According to Pediatrics, the Journal of the American Academy of Pediatrics, “The leading major causes of injury in children in descending order are falls, poisoning, transportation, foreign body, and fires/burns. The overall rate of the major category of falls exceeded poisoning, the second leading cause of injury, by a factor of 2.”

So why do medical professionals make patients feel like criminals?

Even more specifically, the Pediatrics journal writes, “Pedestrian injury was the leading specific cause of injury for all age groups from 36 to 47 months. Fall from furniture has the highest rates of specific causes of falls from age 3 to 47 months. Fall from stairs peaked at age 6 to 8 months and 9 to 11 months.”

Nothing has changed in decades other than the law. Kids fall down and boys fight. But now mothers put helmets on their kids’ heads, and knee, elbow and wrist pads before they go out to play, trying to avoid the inevitable.

People get bruises, scrapes, and cuts. However, every time I go to my doctor, I am grilled about how I got whatever bruise I am sporting.

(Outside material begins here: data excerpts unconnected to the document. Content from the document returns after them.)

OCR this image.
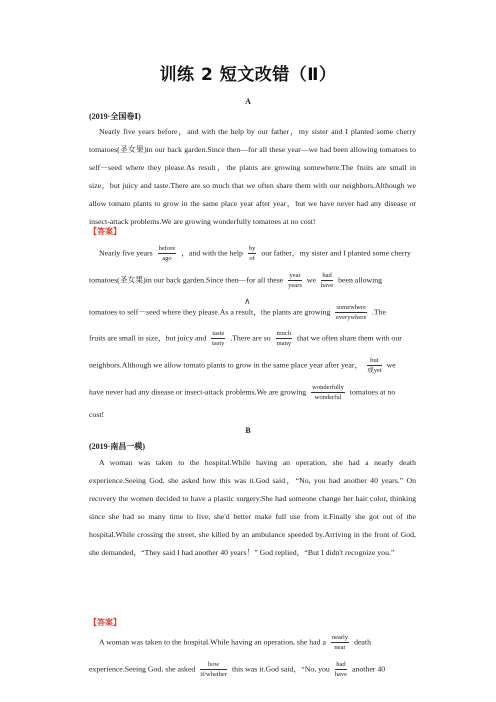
训练 2 短文改错（Ⅱ）
A
(2019·全国卷Ⅰ)
Nearly five years before，and with the help by our father，my sister and I planted some cherry tomatoes(圣女果)in our back garden.Since then—for all these year—we had been allowing tomatoes to self－seed where they please.As result，the plants are growing somewhere.The fruits are small in size，but juicy and taste.There are so much that we often share them with our neighbors.Although we allow tomato plants to grow in the same place year after year，but we have never had any disease or insect-attack problems.We are growing wonderfully tomatoes at no cost!
【答案】
Nearly five years before
ago
，and with the help $\frac{by}{of}$ our father，my sister and I planted some cherry
tomatoes(圣女果)in our back garden.Since then—for all these year
years
we had
have
been allowing
∧
tomatoes to self－seed where they please.As a result，the plants are growing somewhere
everywhere
.The
fruits are small in size，but juicy and taste
tasty
.There are so much
many
that we often share them with our
neighbors.Although we allow tomato plants to grow in the same place year after year，	but
或yet
we
have never had any disease or insect-attack problems.We are growing wonderfully
wonderful
tomatoes at no
cost!
B
(2019·南昌一模)
A woman was taken to the hospital.While having an operation, she had a nearly death experience.Seeing God, she asked how this was it.God said，“No, you had another 40 years.” On recovery the women decided to have a plastic surgery.She had someone change her hair color, thinking since she had so many time to live, she'd better make full use from it.Finally she got out of the hospital.While crossing the street, she killed by an ambulance speeded by.Arriving in the front of God, she demanded，“They said I had another 40 years！” God replied，“But I didn't recognize you.”
【答案】
A woman was taken to the hospital.While having an operation, she had a nearly
near
death
experience.Seeing God, she asked	how
if/whether
this was it.God said，“No, you had
have
another 40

A few years ago I fell down the uncarpeted stairs in my house – head first. I was running down the stairs, slipped and bumped my way down ten stairs. I had deep bruises for five months on my legs, arms and hips. Visiting my doctors’ office one day during this period, a nurse went ballistic and demanded to speak to my husband. She did not believe that I “fell” (wink, wink) down our stairs even though the bruise locations were consistent with stairs.  If I were 11 months old, I could have referred the nurse to the Pediatrics journal.

Women having babies are convinced by their doctor to have a Cesarean section instead of giving birth naturally – because doctors can control the outcome easier. Thanks to lawyers, C-sections are up 53 percent since 1996. The New York Post did a story last December about the increasing C-sections and found, “The bigger factor boosting C-sections, however, is doctors’ pushing the surgery on their patients for fear of malpractice lawsuits, according to critics.”

Avoiding complications during birth is the number one goal for doctors today. Doctors are often sued if they did not perform a C-section. Naturally, they are concerned about having a bad outcome.

Your body is not your own – the government has intruded in your medical care already, even before nationalized health care is the law of the land.